I get it, the product is your baby and it is just so tempting to try to polish and fix every single glitch or imperfection in your product before it reaches your customers — but if you do that, you’re running the risk that half of your budget is gone on a functionality no one really cares about. The true validation comes from the market (i.e. users) and your goal should be to launch frequently, test the user response, and adjust — rinse and repeat.

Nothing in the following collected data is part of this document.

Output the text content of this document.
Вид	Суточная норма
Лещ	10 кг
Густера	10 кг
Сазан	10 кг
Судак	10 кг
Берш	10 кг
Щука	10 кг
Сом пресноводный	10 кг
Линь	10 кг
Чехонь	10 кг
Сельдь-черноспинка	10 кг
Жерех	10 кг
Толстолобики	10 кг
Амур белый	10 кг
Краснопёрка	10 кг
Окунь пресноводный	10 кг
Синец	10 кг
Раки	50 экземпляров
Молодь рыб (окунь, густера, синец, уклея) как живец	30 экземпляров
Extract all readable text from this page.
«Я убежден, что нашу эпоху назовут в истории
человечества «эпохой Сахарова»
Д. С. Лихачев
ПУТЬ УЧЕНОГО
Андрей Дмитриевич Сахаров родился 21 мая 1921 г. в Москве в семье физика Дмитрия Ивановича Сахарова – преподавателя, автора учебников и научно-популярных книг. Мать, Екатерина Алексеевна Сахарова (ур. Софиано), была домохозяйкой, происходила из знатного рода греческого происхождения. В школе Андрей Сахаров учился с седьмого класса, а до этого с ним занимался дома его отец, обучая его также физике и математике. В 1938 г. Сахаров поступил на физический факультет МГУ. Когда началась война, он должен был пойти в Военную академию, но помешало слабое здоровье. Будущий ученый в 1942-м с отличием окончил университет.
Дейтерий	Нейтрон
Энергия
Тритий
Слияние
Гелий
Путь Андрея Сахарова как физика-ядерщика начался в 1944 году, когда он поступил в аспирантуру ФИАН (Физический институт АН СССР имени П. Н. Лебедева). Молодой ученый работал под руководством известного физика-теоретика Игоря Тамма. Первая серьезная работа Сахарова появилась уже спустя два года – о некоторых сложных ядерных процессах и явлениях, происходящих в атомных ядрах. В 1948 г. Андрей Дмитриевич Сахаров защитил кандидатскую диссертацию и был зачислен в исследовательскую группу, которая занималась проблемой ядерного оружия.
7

Technology and the Internet in particular have opened up whole new opportunities for entrepreneurship, and the challenges of the early 2020s inspire us to pursue them. While all the success stories of all the Zuckerbergs and Kalanicks of the digital world might have led us to believe that to prosper you need a strange mix of skill and luck, the truth is, launching a successful digital product is more science than it is art — as is planning out an effective product strategy. So who wants to be a millionaire?